The perfect vehicle

At this time of year, when you can get that perfect peach or that sweetest of strawberries, let it speak for itself.  The shortcake is perhaps the best vehicle of this (second only perhaps to a slice of pound cake).  Slice a shortcake in half, top with the fruit, a dollop of whipped cream and Bob’s your uncle.

I know there is the great revelry between Team Scone and Team Biscuit.  I am a fan of the scone-type shortcake... so there.  I'm also a fan of a more rustic look to the shortcake, rather than the perfect cookie cutter-style.  By leaving the dough in a ball on the sheet pan, the shortcakes bake up into these lovely, cracked mounds of tastiness.

White peaches on rosemary shortcake

(makes 8)
1 lb flour
1 tbsp baking powder
5 oz sugar
1 tsp salt
1 3/4 cup heavy cream
In a bowl, stir the dry ingredients together.  Add some of the cream and fluff the dry ingredients to moisten, then stir in the remaining cream.  Transfer the dough to the work surface and gently knead the bits of dough to bring it together.  Do not work the dough too much as if it were bread, and if it seems a little too dry, wet your hands and work the stray bits into the mass.  Either eye-ball the dough into eight portions, or (for the anal ones like me) scale out 4.5 oz portions.  Roll the portions into balls, and place on a parchment-lined sheet pan (do not flatten).  Egg wash the dough balls and sprinkle with sugar (vanilla sugar is nice).  Bake at 375º-400º until golden.

You can flavor the shortcakes anyway to desire to match or contrast your fruit.  For the picture, I added 1 tbsp of finely chopped rosemary to the recipe to go with some delicious, lightly vanilla sugar-macerated white peaches.
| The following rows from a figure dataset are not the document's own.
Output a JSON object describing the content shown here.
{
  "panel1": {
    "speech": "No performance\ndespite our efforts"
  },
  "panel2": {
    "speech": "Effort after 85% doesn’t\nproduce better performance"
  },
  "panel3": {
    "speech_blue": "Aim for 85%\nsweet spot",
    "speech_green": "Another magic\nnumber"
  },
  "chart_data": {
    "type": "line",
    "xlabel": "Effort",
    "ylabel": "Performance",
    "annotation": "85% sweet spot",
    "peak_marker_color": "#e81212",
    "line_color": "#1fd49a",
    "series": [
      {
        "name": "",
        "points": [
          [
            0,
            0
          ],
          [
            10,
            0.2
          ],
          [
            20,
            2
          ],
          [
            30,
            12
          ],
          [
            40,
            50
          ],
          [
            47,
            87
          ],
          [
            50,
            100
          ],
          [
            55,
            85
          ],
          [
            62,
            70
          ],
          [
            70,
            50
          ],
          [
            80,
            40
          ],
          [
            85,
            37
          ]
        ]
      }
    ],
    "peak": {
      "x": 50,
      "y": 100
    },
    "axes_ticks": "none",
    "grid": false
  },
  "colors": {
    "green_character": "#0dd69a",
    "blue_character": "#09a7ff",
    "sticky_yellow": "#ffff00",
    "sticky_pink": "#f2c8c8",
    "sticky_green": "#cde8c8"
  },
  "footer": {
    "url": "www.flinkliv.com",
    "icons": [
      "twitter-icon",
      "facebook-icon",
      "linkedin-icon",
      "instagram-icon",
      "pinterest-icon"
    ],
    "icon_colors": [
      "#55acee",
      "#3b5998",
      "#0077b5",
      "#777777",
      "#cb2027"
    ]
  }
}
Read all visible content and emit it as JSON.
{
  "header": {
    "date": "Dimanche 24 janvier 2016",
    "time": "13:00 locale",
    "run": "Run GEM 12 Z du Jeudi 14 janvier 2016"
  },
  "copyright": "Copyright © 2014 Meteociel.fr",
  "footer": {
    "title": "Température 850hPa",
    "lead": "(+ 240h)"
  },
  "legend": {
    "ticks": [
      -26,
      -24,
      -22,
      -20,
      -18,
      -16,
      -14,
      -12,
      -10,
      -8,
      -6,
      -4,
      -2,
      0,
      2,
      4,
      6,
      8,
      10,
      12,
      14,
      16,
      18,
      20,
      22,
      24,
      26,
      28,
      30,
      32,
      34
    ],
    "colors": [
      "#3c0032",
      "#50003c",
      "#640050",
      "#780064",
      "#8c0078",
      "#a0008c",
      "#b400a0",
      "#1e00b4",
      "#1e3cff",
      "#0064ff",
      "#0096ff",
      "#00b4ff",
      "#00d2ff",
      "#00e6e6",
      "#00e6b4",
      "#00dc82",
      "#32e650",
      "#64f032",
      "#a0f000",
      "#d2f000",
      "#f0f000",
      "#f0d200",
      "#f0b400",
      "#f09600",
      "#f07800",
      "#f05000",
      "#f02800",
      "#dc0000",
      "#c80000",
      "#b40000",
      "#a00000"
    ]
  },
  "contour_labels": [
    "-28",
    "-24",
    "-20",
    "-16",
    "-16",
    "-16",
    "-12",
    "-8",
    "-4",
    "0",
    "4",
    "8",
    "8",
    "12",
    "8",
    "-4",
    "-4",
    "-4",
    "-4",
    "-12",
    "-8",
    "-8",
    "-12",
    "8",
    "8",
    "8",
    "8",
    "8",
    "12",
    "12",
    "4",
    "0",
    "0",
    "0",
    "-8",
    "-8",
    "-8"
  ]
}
For an extra thick and rich whipped cream, take equal parts mascarpone and heavy cream.  In a mixer bowl with the whip attachment slowly mix the mascarpone and sugar to taste to stir out the cheese.  Slowly add the heavy cream to avoid lumps.  Once all the cream is in, turn the mixer up and whip to soft peak.  Don’t go too far, or the mixture will become thick and gritty.  I prefer this to just whipped cream, which I find weak and uninteresting.